Classroom utilization and university governance

There are two problems with the recently floated trial balloon to radically change class schedules at USF. If you haven’t read about it yet, the June 24th memo to department chairs asks for most three-hour classes to meet three times weekly and for more classes to start at 8 a.m. and meet on Fridays. One problem is untenable assumptions about the facts at hand. The other is a deeper problem with decision-making at USF.

First, the “classroom utilization crisis” may be an illusion. We shouldn’t assume there are huge numbers of empty classrooms on Friday just because there are no scheduled uses. The fact is that several classrooms are in use on Fridays. They just don’t appear in use officially because students are using rooms without reserving them.

Last Friday, I met a group of students in a classroom, which was scheduled for a faculty meeting. They explained they had grabbed the room that appeared empty because they needed to study.

The library doesn’t have enough study rooms, they explained. One student showed me her dry-erase markers and said she and her classmates could write formulas and diagrams on the room’s dry-erase board while they studied for a biochemistry exam. They couldn’t do that in the library, she said.

This is a common practice, at least in the College of Education. Several times a semester, I get to a room early for a Friday meeting and find students studying together. Some colleagues in the College of Arts and Sciences will report that whole classes are sometimes meeting in rooms without reserving them.

In other words, many students are working hard on Friday, using university space in an absolutely legitimate way, but the use is not being recognized officially.

What USF needs is an accurate survey of how faculty and students already use space when a class is not in a room. A random check of rooms during the semester would show what portion of rooms are actually empty and unused on Fridays. The university could also implement an online space-reservation system to encourage more organized use of open classroom space.

But the proposed policy is more than a panicked response to incomplete data. It shows once more that the administration habitually ignores collegial governance. A USF assistant vice provost issued a memo June 24th demanding that almost all three-credit courses meet on a Monday-Wednesday-Friday basis and threatening to schedule classes randomly when they didn’t meet his guidelines.

A week later, Provost Renu Khator backed away from her colleague’s threat when pressed by department chairs. Is that result any surprise, considering when my colleagues and I saw no evidence that her staff had consulted with the Faculty Senate, Student Government or the United Faculty of Florida? There was, at best, a small, handpicked advisory group, which is neither genuine consultation nor joint decision-making. And, according to staff in the Provost’s Office, that committee truly was “ad hoc,” with no minutes or reports they could find to document what happened inside the meetings.

Once again, actions have undermined the administration’s previous promises to respect collegial governance. Working with the elected representatives of faculty and students, USF administrators should be able to assess space use accurately and find a university-wide consensus if something needs to happen. This issue need not start a crisis (again) in university governance.

But this incident is a symptom of the long-term habits of university administrators, avoiding collegial governance unless pressed. When awkwardly worded, unworkable ideas pop out apparently from nowhere I wonder, “Are administrators just paying lip service to collegial governance? Do they really get it?”

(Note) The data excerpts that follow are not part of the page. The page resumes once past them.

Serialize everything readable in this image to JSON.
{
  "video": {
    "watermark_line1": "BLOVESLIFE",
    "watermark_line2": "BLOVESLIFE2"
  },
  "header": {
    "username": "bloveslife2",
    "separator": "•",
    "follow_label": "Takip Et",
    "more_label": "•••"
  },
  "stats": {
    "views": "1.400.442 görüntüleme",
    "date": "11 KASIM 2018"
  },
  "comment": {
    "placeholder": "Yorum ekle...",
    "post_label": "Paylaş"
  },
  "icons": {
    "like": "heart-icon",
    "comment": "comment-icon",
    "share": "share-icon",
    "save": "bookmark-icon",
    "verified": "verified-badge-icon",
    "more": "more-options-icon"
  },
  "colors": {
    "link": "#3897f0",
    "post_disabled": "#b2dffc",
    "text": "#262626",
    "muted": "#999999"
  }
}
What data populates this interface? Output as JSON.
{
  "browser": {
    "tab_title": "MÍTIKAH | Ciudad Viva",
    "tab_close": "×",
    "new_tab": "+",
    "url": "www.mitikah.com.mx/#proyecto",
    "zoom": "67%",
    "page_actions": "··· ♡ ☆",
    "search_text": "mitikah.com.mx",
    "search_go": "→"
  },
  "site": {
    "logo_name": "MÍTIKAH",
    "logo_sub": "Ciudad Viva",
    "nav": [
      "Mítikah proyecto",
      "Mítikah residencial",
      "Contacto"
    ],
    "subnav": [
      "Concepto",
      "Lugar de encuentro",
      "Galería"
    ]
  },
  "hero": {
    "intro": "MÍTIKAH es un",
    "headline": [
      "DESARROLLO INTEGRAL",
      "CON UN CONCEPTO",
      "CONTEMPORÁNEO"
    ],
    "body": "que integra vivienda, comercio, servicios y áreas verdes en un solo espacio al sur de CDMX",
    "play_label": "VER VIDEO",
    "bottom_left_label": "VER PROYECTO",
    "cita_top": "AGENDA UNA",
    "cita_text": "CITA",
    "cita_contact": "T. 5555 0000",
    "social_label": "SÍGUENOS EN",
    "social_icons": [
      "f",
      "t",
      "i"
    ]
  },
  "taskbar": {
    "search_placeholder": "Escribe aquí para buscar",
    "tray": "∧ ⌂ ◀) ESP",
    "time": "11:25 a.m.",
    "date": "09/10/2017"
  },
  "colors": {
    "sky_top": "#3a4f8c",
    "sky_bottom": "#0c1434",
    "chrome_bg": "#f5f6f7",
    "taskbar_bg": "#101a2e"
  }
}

When will administrators learn that making decisions in a closet has consistently undermined morale and trust across the university our the past five years? There is no reason for the habitual insulation of decisions, in any case. Faculty and students generally do not bite, or at least they won’t when administrators back up statements about collegial governance with consistent actions and collaborative habits.

Sherman Dorn is an associate professor in the College of Education and is a member of the Faculty Senate’s Council on Educational Policy and Issues.